Richard Bland: Five things to know
March 25, 2022
By Staff , PGATOUR.COM
- March 25, 2022
- Richard Bland tied Bryson DeChambeau in an opening-day match at the 2022 WGC-Dell Technologies Match Play. (Kevin C. Cox/Getty Images)
Bryson DeChambeau's return to competition after injury was one of Wednesday's dominant storylines on Day 1 at the World Golf Championships-Dell Match Play, but his opponent perhaps took an even more remarkable road to Austin Country Club.
Richard Bland, 49, who played DeChambeau to a tie in their Group 9 match on Day 1 of group play, went viral in May 2021 thanks to his emotional interview after winning his first DP World Tour title. He then played his way into early contention at last summer's U.S. Open at Torrey Pines, ultimately finishing T50, and continued to display strong form over the past year en route to qualifying for his first WGC-Dell Match Play via the Official World Golf Ranking.
Bland then proceeded to defeat Talor Gooch and Lee Westwood on Thursday and Friday respectively, earning a spot in Saturday's Round of 16.
Here are five things to know about one of the WGC-Dell Match Play's most unlikely competitors:
1. Bland’s first DP World Tour win was a long time coming. His win at the British Masters in May 2021 made him the oldest first-time winner in that circuit’s history. It came in his 478th start. Only Malcolm Mackenzie (509) had made more starts before winning his maiden DP World Tour title.
Bland holed a 25-foot birdie putt on the 72nd hole, then beat Italy’s Guido Migliozzi in a playoff.
In a video call with his parents, Bland asked his mother if she was OK. “No!” she said through tears of joy. “I’ve waited for this so long. We’re absolutely proud of you.”

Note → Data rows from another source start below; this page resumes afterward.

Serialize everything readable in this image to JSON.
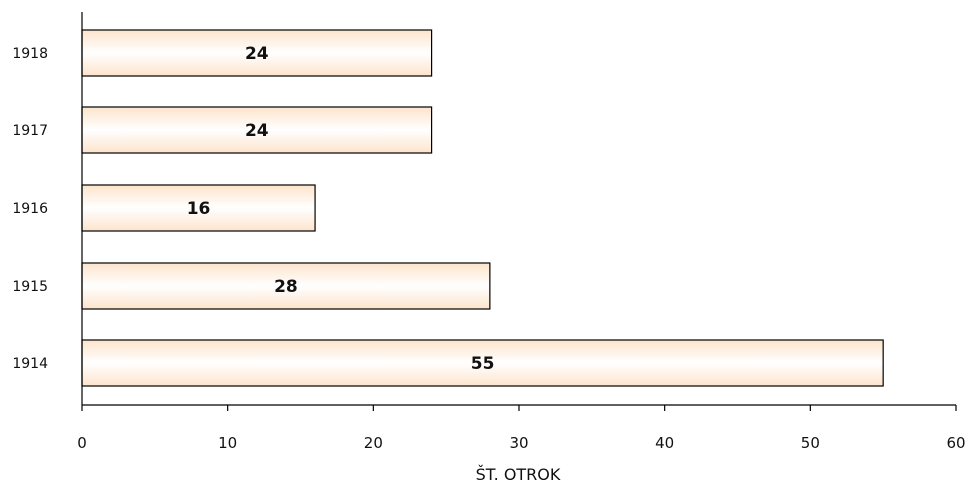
{
  "chart_data": {
    "type": "bar",
    "orientation": "horizontal",
    "categories": [
      "1914",
      "1915",
      "1916",
      "1917",
      "1918"
    ],
    "values": [
      55,
      28,
      16,
      24,
      24
    ],
    "data_labels": [
      "55",
      "28",
      "16",
      "24",
      "24"
    ],
    "xlabel": "ŠT. OTROK",
    "ylabel": "",
    "xlim": [
      0,
      60
    ],
    "x_ticks": [
      0,
      10,
      20,
      30,
      40,
      50,
      60
    ],
    "x_tick_labels": [
      "0",
      "10",
      "20",
      "30",
      "40",
      "50",
      "60"
    ],
    "grid": false,
    "legend": "none",
    "bar_fill_gradient": [
      "#fde4cc",
      "#ffffff"
    ],
    "bar_stroke": "#000000"
  }
}
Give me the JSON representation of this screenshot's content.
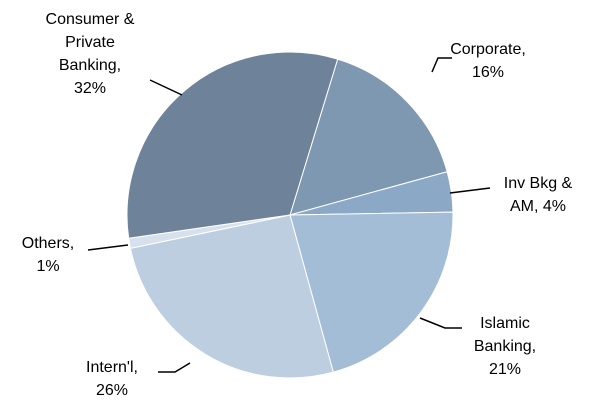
{
  "chart_data": {
    "type": "pie",
    "categories": [
      "Corporate,",
      "Inv Bkg & AM,",
      "Islamic Banking,",
      "Intern'l,",
      "Others,",
      "Consumer & Private Banking,"
    ],
    "values": [
      16,
      4,
      21,
      26,
      1,
      32
    ],
    "value_labels": [
      "16%",
      "4%",
      "21%",
      "26%",
      "1%",
      "32%"
    ],
    "colors": [
      "#7f98b2",
      "#8ba9c7",
      "#a4bdd7",
      "#bdcee1",
      "#d7e1ed",
      "#6e8399"
    ]
  }
}
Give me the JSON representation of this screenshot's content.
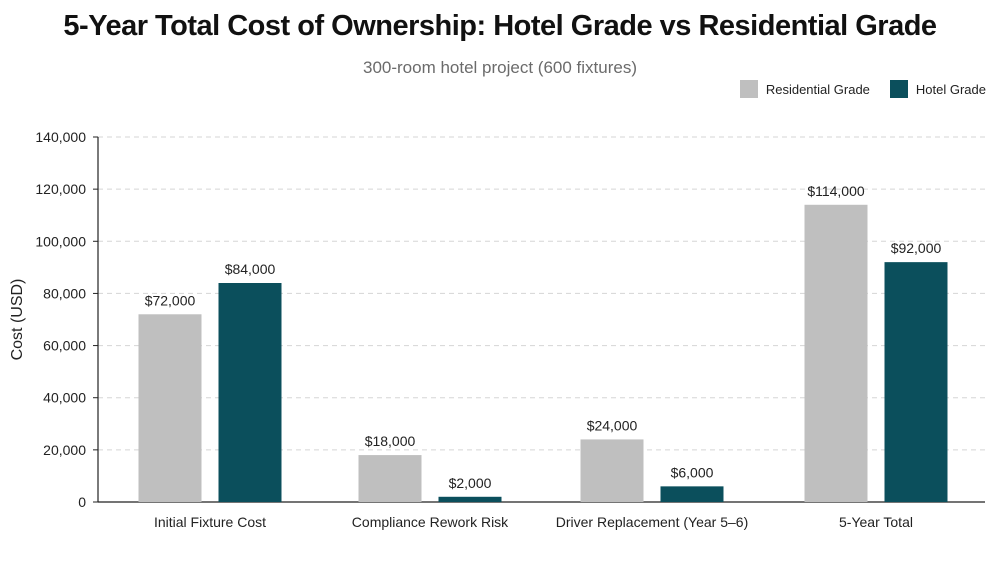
{
  "chart_data": {
    "type": "bar",
    "title": "5-Year Total Cost of Ownership: Hotel Grade vs Residential Grade",
    "subtitle": "300-room hotel project (600 fixtures)",
    "xlabel": "",
    "ylabel": "Cost (USD)",
    "ylim": [
      0,
      140000
    ],
    "yticks": [
      0,
      20000,
      40000,
      60000,
      80000,
      100000,
      120000,
      140000
    ],
    "ytick_labels": [
      "0",
      "20,000",
      "40,000",
      "60,000",
      "80,000",
      "100,000",
      "120,000",
      "140,000"
    ],
    "categories": [
      "Initial Fixture Cost",
      "Compliance Rework Risk",
      "Driver Replacement (Year 5–6)",
      "5-Year Total"
    ],
    "series": [
      {
        "name": "Residential Grade",
        "color": "#bfbfbf",
        "values": [
          72000,
          18000,
          24000,
          114000
        ],
        "labels": [
          "$72,000",
          "$18,000",
          "$24,000",
          "$114,000"
        ]
      },
      {
        "name": "Hotel Grade",
        "color": "#0b4f5c",
        "values": [
          84000,
          2000,
          6000,
          92000
        ],
        "labels": [
          "$84,000",
          "$2,000",
          "$6,000",
          "$92,000"
        ]
      }
    ],
    "grid": true,
    "legend_position": "top-right"
  }
}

Bland won the Challenge Tour Grand Final in 2001 to earn his DP World Tour card. He lost a playoff in the Irish Open in 2002, then had to wait 15 years for his next runner-up finish. He also finished second in the 2020 Alfred Dunhill Championship.
2. He arrived in Texas displaying some of the best form of his career, enjoying his highest career positioning on the Official World Golf Ranking as he approaches age 50 and the accompanying idea of PGA TOUR Champions. Prior to last year, his career-best position on the Official World Golf Ranking was No. 102 in 2016. He currently stands No. 60.
After earning time in the spotlight at the British Masters and U.S. Open, he kept the pedal down, recording seven more top-10 finishes on the DP World Tour since returning from Torrey Pines, including a runner-up at the Dubai Desert Classic in late January -- where he finished one ahead of Rory McIlroy and lost a playoff to Viktor Hovland.
3. This is just Bland's third PGA TOUR start in the United States. He missed the cut after shooting 77-70 in the 2009 U.S. Open at Bethpage Black, before his T50 at the 2021 U.S. Open at Torrey Pines. He has made five career starts in major championships; he has competed in three Open Championships, finishing T67 in 2021, T22 in 2017 and missing the cut in 1998. He was two shots off the lead after the opening round of the 2017 Open.
4. Bland had to return to the Challenge Tour, Europe’s version of the Korn Ferry Tour, as recently as 2019. “I said to my coach Tim Barter, 'What am I going to do the next three or four years?'” he wrote in a blog on DPWorldTour.com. “It was definitely a low point, but I always had that belief that I could still compete, and win, on the (DP World Tour).”
It was the fourth time that Bland graduated from the Challenge Tour.
5. Bland’s brother, Heath, was hospitalized in late 2017 with what he believed to be the flu. His heart stopped for a few seconds and he spent several weeks in a a medically-induced coma.
“I would never, ever put what happened to my brother as the excuse for losing my card, but I wasn’t at the races for the first six months of that year. He was the priority, and rightly so, because his health would always be more important than whatever I achieved in golf,” Bland wrote.